The Philadelphia Newspaper Guild, which represents employees in advertising, editorial, finance, philly.com and circulation, put out an internal bulletin late last night, declaring its members had voted to ratify a new contract with Interstate General Media, its latest parent company, by an overwhelming, nearly six to one margin.
The contract preserves the seniority provision, forcing employers to start with less tenured employees during layoffs, and ensures the current print schedules of the Inquirer and Daily News will continue for two years. But the deal also contains an entirely new provision for Guild members, a written performance review system that the new owners apparently consider an important victory. “This is the first time in the history of the enterprise that there are performance standards at the ‘sole discretion’ of management in the Guild contract, which can lead to termination,” says one source close to the negotiations.
At first blush, instituting a formal employee review process may not sound like such a big deal. After all, employees in pretty much any industry are subject to at least an annual review, at which time managers can instruct employees on areas in which they need to improve.
In terms of establishing a written record of an employee’s service, formal reviews are often a big step toward building a case to promote, reward, discipline and fire staff. But previous Guild deals contained no such provision.
Traditionally, firing an employee at, say, the Inquirer has required serious, even prohibitive labor on behalf of managers, who have seen attempts to terminate a staff member’s employment as one long hair pull with little chance of a successful result.
This contract, however, might set up a new battleground, on which management wields more power than before.
The crucial paragraph reads:
The Employer will, in its sole discretion, develop, communicate and implement performance management systems applicable to all Guild members. … The Employer will, in its sole discretion, create performance standards of both a qualitative and quantitative nature and develop and implement a performance evaluation instrument. This instrument may provide for the delivery of performance improvement and/or corrective action [over 90 days]. Failure to comply with a performance improvement plan within the specified time may result in dismissal subject only to the good and reasonable cause standard.

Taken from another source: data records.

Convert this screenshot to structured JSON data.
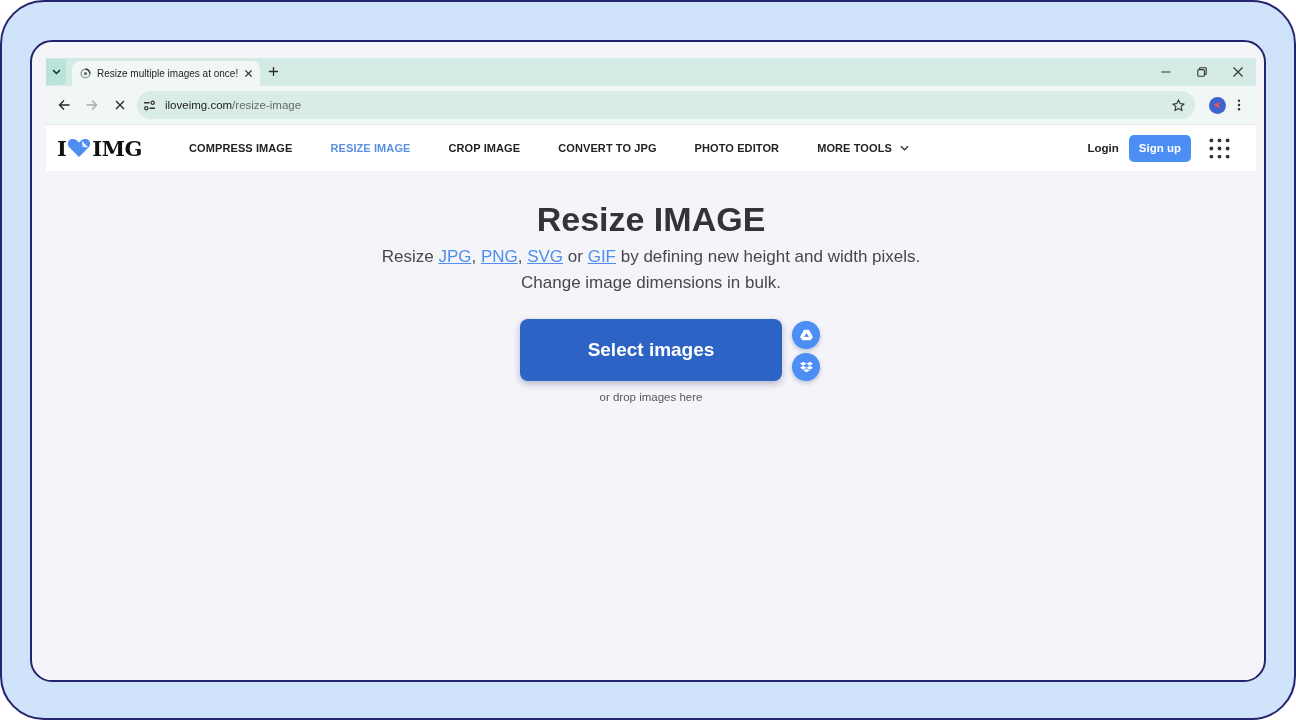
{
  "browser": {
    "tabs": [
      {
        "title": "Resize multiple images at once!",
        "selected": true
      }
    ],
    "nav_buttons": [
      {
        "kind": "back",
        "disabled": false
      },
      {
        "kind": "forward",
        "disabled": true
      },
      {
        "kind": "stop",
        "disabled": false
      }
    ],
    "address": {
      "host": "iloveimg.com",
      "path": "/resize-image"
    }
  },
  "site": {
    "logo": {
      "left": "I",
      "right": "IMG"
    },
    "nav": [
      {
        "label": "COMPRESS IMAGE",
        "kind": "link",
        "selected": false
      },
      {
        "label": "RESIZE IMAGE",
        "kind": "link",
        "selected": true
      },
      {
        "label": "CROP IMAGE",
        "kind": "link",
        "selected": false
      },
      {
        "label": "CONVERT TO JPG",
        "kind": "link",
        "selected": false
      },
      {
        "label": "PHOTO EDITOR",
        "kind": "link",
        "selected": false
      },
      {
        "label": "MORE TOOLS",
        "kind": "dropdown",
        "selected": false
      }
    ],
    "login": "Login",
    "signup": "Sign up"
  },
  "hero": {
    "title": "Resize IMAGE",
    "subtitle": {
      "parts": [
        {
          "kind": "text",
          "text": "Resize "
        },
        {
          "kind": "link",
          "text": "JPG"
        },
        {
          "kind": "text",
          "text": ", "
        },
        {
          "kind": "link",
          "text": "PNG"
        },
        {
          "kind": "text",
          "text": ", "
        },
        {
          "kind": "link",
          "text": "SVG"
        },
        {
          "kind": "text",
          "text": " or "
        },
        {
          "kind": "link",
          "text": "GIF"
        },
        {
          "kind": "text",
          "text": " by defining new height and width pixels."
        }
      ],
      "second_line": "Change image dimensions in bulk."
    },
    "select_button": "Select images",
    "cloud_buttons": [
      {
        "kind": "drive"
      },
      {
        "kind": "dropbox"
      }
    ],
    "drop_hint": "or drop images here"
  }
}
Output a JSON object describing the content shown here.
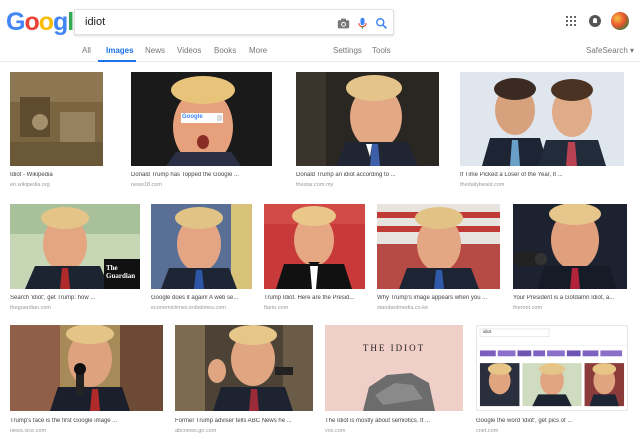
{
  "logo": {
    "letters": [
      "G",
      "o",
      "o",
      "g",
      "l",
      "e"
    ],
    "colors": [
      "#4285F4",
      "#EA4335",
      "#FBBC05",
      "#4285F4",
      "#34A853",
      "#EA4335"
    ]
  },
  "search": {
    "query": "idiot"
  },
  "icons": {
    "camera": "camera-icon",
    "mic": "mic-icon",
    "search": "search-icon",
    "apps": "apps-grid-icon",
    "notifications": "notifications-icon",
    "avatar": "account-avatar"
  },
  "tabs": {
    "all": "All",
    "images": "Images",
    "news": "News",
    "videos": "Videos",
    "books": "Books",
    "more": "More",
    "settings": "Settings",
    "tools": "Tools",
    "safesearch": "SafeSearch"
  },
  "accent_color": "#1a73e8",
  "results": [
    {
      "caption": "Idiot - Wikipedia",
      "source": "en.wikipedia.org"
    },
    {
      "caption": "Donald Trump has Topped the Google ...",
      "source": "news18.com"
    },
    {
      "caption": "Donald Trump an idiot according to ...",
      "source": "thestar.com.my"
    },
    {
      "caption": "If Time Picked a Loser of the Year, It ...",
      "source": "thedailybeast.com"
    },
    {
      "caption": "Search 'idiot', get Trump: how ...",
      "source": "theguardian.com"
    },
    {
      "caption": "Google does it again! A web se...",
      "source": "economictimes.indiatimes.com"
    },
    {
      "caption": "Trump Idiot. Here are the Presid...",
      "source": "ftario.com"
    },
    {
      "caption": "Why Trump's image appears when you ...",
      "source": "standardmedia.co.ke"
    },
    {
      "caption": "Your President is a Gotdamn Idiot, a...",
      "source": "theroot.com"
    },
    {
      "caption": "Trump's face is the first Google image ...",
      "source": "news.vice.com"
    },
    {
      "caption": "Former Trump adviser tells ABC News he ...",
      "source": "abcnews.go.com"
    },
    {
      "caption": "The Idiot is mostly about semiotics. It ...",
      "source": "vox.com"
    },
    {
      "caption": "Google the word 'idiot', get pics of ...",
      "source": "cnet.com"
    }
  ],
  "overlays": {
    "google_search_mock": "Google",
    "guardian_logo": "The Guardian",
    "book_title": "THE IDIOT",
    "mini_query": "idiot"
  }
}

The language isn’t sexy, but it emerged from a heated dispute during negotiations. “Originally, they kept asking us to concede on seniority,” says Newspaper Guild executive Bill Ross. “And we weren’t going to do that.”
Ross says the new deal preserves previous union protections. For instance, employees being disciplined will have the right to union representation. Further, the grievance process remains the same. “They can fire people only for good and reasonable cause,” says Ross, “and if they think they can fire someone, in just 90 days, when they are supposed to be trying to rehabilitate them because they need help, we’ll file a grievance. That’s what we do.”
Publisher Bob Hall says the provision is “new to the guild but no different than what’s in place at a lot of newspapers. The contract language speaks for itself.”
Former Inquirer managing editor Anne Gordon, however, suggests the new provision is a “concession that management, many managements, have long wanted.”
Gordon, now senior vice president of media and communications with the Philadelphia Eagles, says owners going back to Knight Ridder always sought a formal review process. The Guild always shot it down. She says that, over time, the new provision will make it easier for management to discipline and/or fire underperforming staff: “I say ‘over time’ because I believe that conversations about performance require time to be corrective. Someone has to hear that management is uncomfortable with their performance. They have to be given time to react, and the rest of the organization has to see that they were treated fairly—that management handled it in a just fashion—and then there is a consequence if that improvement didn’t happen.”